The following are challenges to implementing Collaboration in the enterprise:
- Loss of Control – There is significant risk of mishandling if information owners cannot precisely control where their information is going and what those with access can do with it.
- Cultural issues – Organizations don’t have a culture that supports collaboration and knowledge sharing. There are are several reasons for this such as lack of senior management support, knowledge hording is tolerated and staff are not measured.
- Lack of common vocabulary – Organizations have their own lingo, they require a common vocabulary so that staff can fully leverage
- Loss of Information Equity – Information could be improperly disseminated and thus lose some or all of its value.

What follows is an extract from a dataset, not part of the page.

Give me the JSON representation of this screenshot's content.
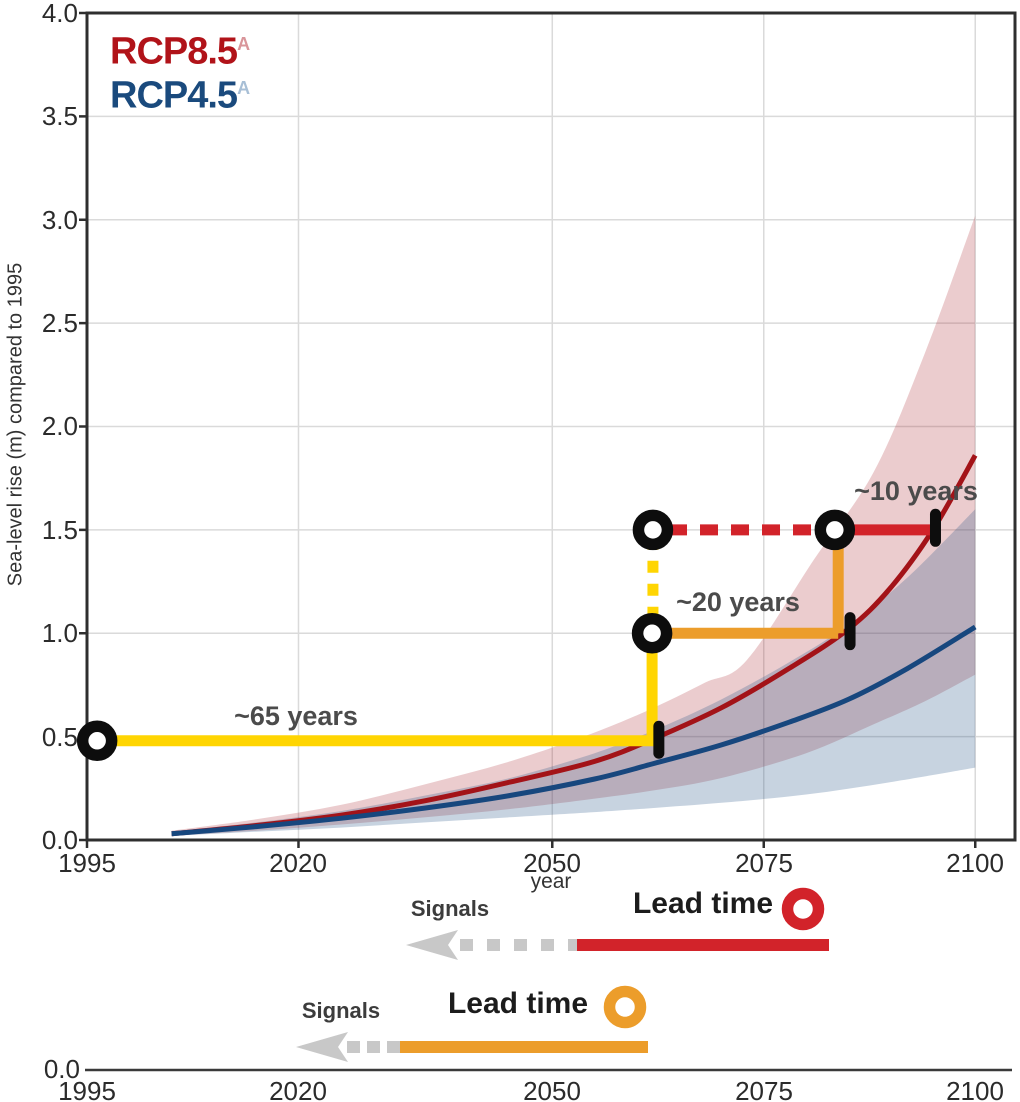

- Unrealized Potential of Information – Unnecessarily inflexible controls on information sharing can result in the right people not having access to the information they need.
- Information Misuse or Misunderstanding – Recipients may misunderstand the information they provide and potentially misuse it.
- Threat of Unintended Consequences – When uncontrolled information falls into the wrong hands, unwanted or unexpected consequences may result.
- Lack of Accountability – Resource owners need to be able to audit who saw what, when, why, how and on whose authority to create accountability in the information-sharing process.